Pourquoi ce type de partage des responsabilités n’est-il pas en place ? Si certains pays tels que l’Allemagne et le Canada ont tenté de relever le défi, dans de nombreux autres pays ce sont la xénophobie, le rejet de l’immigration, la peur et les préoccupations en matière de sécurité qui dominent. Le grand public dans certains pays est soumis quasi quotidiennement à une désinformation. Dans d’autres pays, les gens ignorent l’ampleur de la crise mondiale des réfugiés. Et dans d’autres encore, le sentiment d’impuissance conduit la population à se détourner de ce problème.

Tout cela doit changer : il faut que prédominent la générosité et un esprit positif, afin d’assurer la sécurité et d’aider les réfugiés. Il n’y a pas de choix à faire. Il faut amener les gens à participer à une solution mondiale partagée et équitable. Tous les dirigeants devraient s’engager dans cette voie, au lieu de privilégier leurs propres ambitions politiques.

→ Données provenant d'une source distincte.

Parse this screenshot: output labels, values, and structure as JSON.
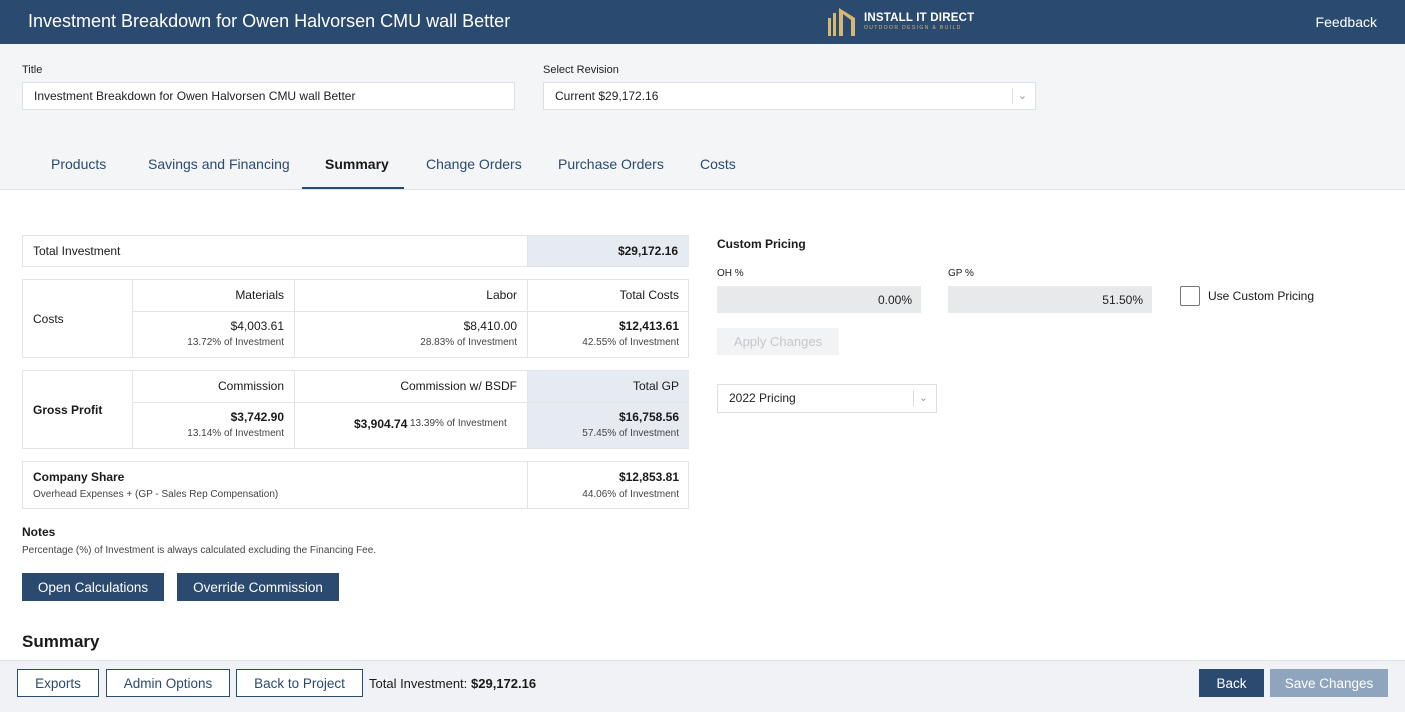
{
  "header": {
    "title": "Investment Breakdown for Owen Halvorsen CMU wall Better",
    "logo_main": "INSTALL IT DIRECT",
    "logo_sub": "OUTDOOR DESIGN & BUILD",
    "feedback_label": "Feedback"
  },
  "form": {
    "title_label": "Title",
    "title_value": "Investment Breakdown for Owen Halvorsen CMU wall Better",
    "revision_label": "Select Revision",
    "revision_value": "Current $29,172.16"
  },
  "tabs": [
    {
      "label": "Products"
    },
    {
      "label": "Savings and Financing"
    },
    {
      "label": "Summary"
    },
    {
      "label": "Change Orders"
    },
    {
      "label": "Purchase Orders"
    },
    {
      "label": "Costs"
    }
  ],
  "active_tab": "Summary",
  "total_investment": {
    "label": "Total Investment",
    "value": "$29,172.16"
  },
  "costs": {
    "label": "Costs",
    "headers": [
      "Materials",
      "Labor",
      "Total Costs"
    ],
    "values": [
      "$4,003.61",
      "$8,410.00",
      "$12,413.61"
    ],
    "pcts": [
      "13.72% of Investment",
      "28.83% of Investment",
      "42.55% of Investment"
    ]
  },
  "gross_profit": {
    "label": "Gross Profit",
    "headers": [
      "Commission",
      "Commission w/ BSDF",
      "Total GP"
    ],
    "values": [
      "$3,742.90",
      "$3,904.74",
      "$16,758.56"
    ],
    "pcts": [
      "13.14% of Investment",
      "13.39% of Investment",
      "57.45% of Investment"
    ]
  },
  "company_share": {
    "label": "Company Share",
    "formula": "Overhead Expenses + (GP - Sales Rep Compensation)",
    "value": "$12,853.81",
    "pct": "44.06% of Investment"
  },
  "notes": {
    "title": "Notes",
    "text": "Percentage (%) of Investment is always calculated excluding the Financing Fee."
  },
  "buttons": {
    "open_calculations": "Open Calculations",
    "override_commission": "Override Commission",
    "apply_changes": "Apply Changes"
  },
  "summary_heading": "Summary",
  "custom_pricing": {
    "title": "Custom Pricing",
    "oh_label": "OH %",
    "oh_value": "0.00%",
    "gp_label": "GP %",
    "gp_value": "51.50%",
    "use_custom_label": "Use Custom Pricing",
    "use_custom_checked": false,
    "pricing_select": "2022 Pricing"
  },
  "footer": {
    "exports": "Exports",
    "admin_options": "Admin Options",
    "back_to_project": "Back to Project",
    "total_label": "Total Investment:",
    "total_value": "$29,172.16",
    "back": "Back",
    "save_changes": "Save Changes"
  },
  "colors": {
    "brand": "#2b4a6f",
    "accent_gold": "#d7b772",
    "shade": "#e6ebf2"
  }
}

L’inaction condamne des millions de gens à vivre dans des conditions misérables. Les plus vulnérables ne survivront pas. Des milliers de réfugiés vulnérables qui ne peuvent pas échapper à une situation intenable vont mourir parce qu’ils ne reçoivent pas l’aide dont ils ont besoin. Ils vont mourir parce que certains pays n’ont accueilli que quelques centaines d’entre eux, alors que d’autres en accueillent un million.

« Nous vivons très mal. Nous sommes des êtres humains, nous ne pouvons pas vivre comme des animaux », explique Basel Tabarnen (ci-dessus), 45 ans, qui était coiffeur en Syrie. Lui et ses proches, dont sa petite fille, font partie des milliers de personnes bloquées dans des camps de réfugiés en Grèce.
Il y a bien sûr des défis à relever. Bien entendu, les 193 pays du monde ne sont pas tous des pays sûrs et il faut exclure ceux qui font l’objet de sanctions de la part de l’ONU pour des violations des droits humains et ceux qui sont le théâtre d’un conflit. Mais si le point de départ c’est 12 millions de gens dans 10 pays seulement, alors il existe une très grande marge d’amélioration.

Le partage des responsabilités restera une vaine promesse tant que certains critères et certaines bases n’auront pas été établis, tant que n’aura pas été mis en place un système établissant clairement au niveau mondial comment procéder. Nous proposons que des critères simples et de bon sens relatifs aux capacités des pays soient utilisés pour l’accueil des réfugiés, la richesse, la population et le taux de chômage constituant les principaux critères à retenir. D’autres facteurs sont également pertinents, comme par exemple la densité démographique et le nombre de demandes d’asile en cours. Il n’existe pas de solution parfaite, et il ne faut pas une formule trop complexe. L’objectif est de proposer à tous les pays participants un chiffre indicatif et relatif leur permettant d’évaluer leur part équitable, et de voir à quoi ressemble la part équitable des autres pays.

Face à de terribles guerres, nous nous sentons impuissants, et nous sommes bouleversés par les horreurs infligées à d’autres êtres humains et par l’apparente incapacité à faire quoi que ce soit. Mais nous pouvons faire quelque chose : trouver une formule permettant à 0,3 % seulement de la population mondiale de trouver quelque part la sécurité. C’est pour nous non seulement une possibilité, mais aussi un devoir.